Your eyes. Earlier in the article I spoke to how the subconscious plays games with our eyes. When speaking I find myself creating poor eye contact when I don’t feel I have a strong grasp of my message. Its usually happens when I know just enough to be dangerous on a particular topic. My subconscious plays backseat driver and starts to yell at my eyes to look left, look right or look down. Then my conscious catches up and reminds me of my poor eye contact. I force myself into good eye communication habits again. This should also remind you to listen more. If you feel you are looking away a lot when delivering the message then ask a question of the listener so that you can regroup and navigate the conversation to a topic you feel you can add more value to as a friend, colleague or neighbor. If you are passionate about your message try to avoid talking to one listener if multiple people are engaged in the conversation. I feel the subconscious haunts me here too. You tend to direct your eyes to the listener that is most engaged in what you are saying. Next time you are talking, make sure you scan your eyes to all the people in the conversation and sprinkle a smile in-between there with each transition. This skill set a lone will make you a more dynamic talker. The last tip to remember when communicating with your eyes is to remember what my mom always said. You can’t hide what your feeling in your eyes. Practice syncing words with your eyes and you will have less distraction in your message.
Listen to hear, don’t hear to listen If you want to be a great talker. I mean if you really want to inspire, impact and connect with a listener you have to use listening as a starting point. It’s the only way to raise the level of your game. Early in my career I was horrible at remembering names. Most people are bad at this. I realized the reason I forget someone’s name as soon as the handshake breaks is for two reason’s.
1. I'm thinking about my name first, and then I made eye contact instead of ear contact.
2. I didn’t hear the other person’s name, I just listened to it.
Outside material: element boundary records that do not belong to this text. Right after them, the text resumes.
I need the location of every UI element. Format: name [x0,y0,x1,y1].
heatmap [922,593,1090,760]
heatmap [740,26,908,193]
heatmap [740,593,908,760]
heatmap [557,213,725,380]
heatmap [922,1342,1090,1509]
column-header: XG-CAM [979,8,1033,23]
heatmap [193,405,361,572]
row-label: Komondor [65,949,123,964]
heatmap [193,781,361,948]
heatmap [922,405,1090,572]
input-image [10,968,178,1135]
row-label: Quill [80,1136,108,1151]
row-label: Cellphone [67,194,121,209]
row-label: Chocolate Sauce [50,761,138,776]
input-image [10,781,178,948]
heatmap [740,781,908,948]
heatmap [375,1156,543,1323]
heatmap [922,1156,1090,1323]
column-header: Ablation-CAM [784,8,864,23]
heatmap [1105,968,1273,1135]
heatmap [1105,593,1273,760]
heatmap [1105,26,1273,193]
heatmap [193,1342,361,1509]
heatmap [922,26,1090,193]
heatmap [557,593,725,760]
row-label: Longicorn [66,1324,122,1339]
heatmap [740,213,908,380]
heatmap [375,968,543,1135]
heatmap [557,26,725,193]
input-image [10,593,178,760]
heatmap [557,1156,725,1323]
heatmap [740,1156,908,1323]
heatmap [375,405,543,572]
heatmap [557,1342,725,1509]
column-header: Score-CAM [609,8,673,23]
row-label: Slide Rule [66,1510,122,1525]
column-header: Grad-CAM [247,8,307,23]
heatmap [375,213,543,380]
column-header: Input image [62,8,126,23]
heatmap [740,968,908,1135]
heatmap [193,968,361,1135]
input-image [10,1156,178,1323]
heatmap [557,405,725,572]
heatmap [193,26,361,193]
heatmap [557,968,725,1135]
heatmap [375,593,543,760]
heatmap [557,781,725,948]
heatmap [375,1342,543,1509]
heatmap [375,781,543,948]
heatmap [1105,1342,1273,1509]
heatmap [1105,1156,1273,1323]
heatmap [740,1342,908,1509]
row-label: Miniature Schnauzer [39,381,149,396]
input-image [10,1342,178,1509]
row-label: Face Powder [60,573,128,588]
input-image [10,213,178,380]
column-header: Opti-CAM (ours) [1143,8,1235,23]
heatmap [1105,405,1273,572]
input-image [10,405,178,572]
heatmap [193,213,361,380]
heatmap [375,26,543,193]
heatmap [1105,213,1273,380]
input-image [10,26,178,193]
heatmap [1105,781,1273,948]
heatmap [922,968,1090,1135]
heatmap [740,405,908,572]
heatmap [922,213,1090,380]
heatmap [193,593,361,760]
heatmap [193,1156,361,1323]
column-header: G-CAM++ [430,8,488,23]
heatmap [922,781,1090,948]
This is fundamentally why you forget someone’s name. If you want to be a great talker, practice with just remembering someone’s name when you first meet them. People love the sound of their name if it’s not overused. If you remember someone’s name the first time you meet them, you have a head start in the relationship. You just proved from the start you are a good listener. In order to truly master this skill you have to come to grips with the fact the listener cares more about themselves than they do about you. They naturally want to talk more. If you want to gain a human edge in all relationships...put your phone away. Notice I didn’t say down. I mean in your pocket or in your bag when talking with someone. It will change how you listen, and how you engage or more importantly your life relationships.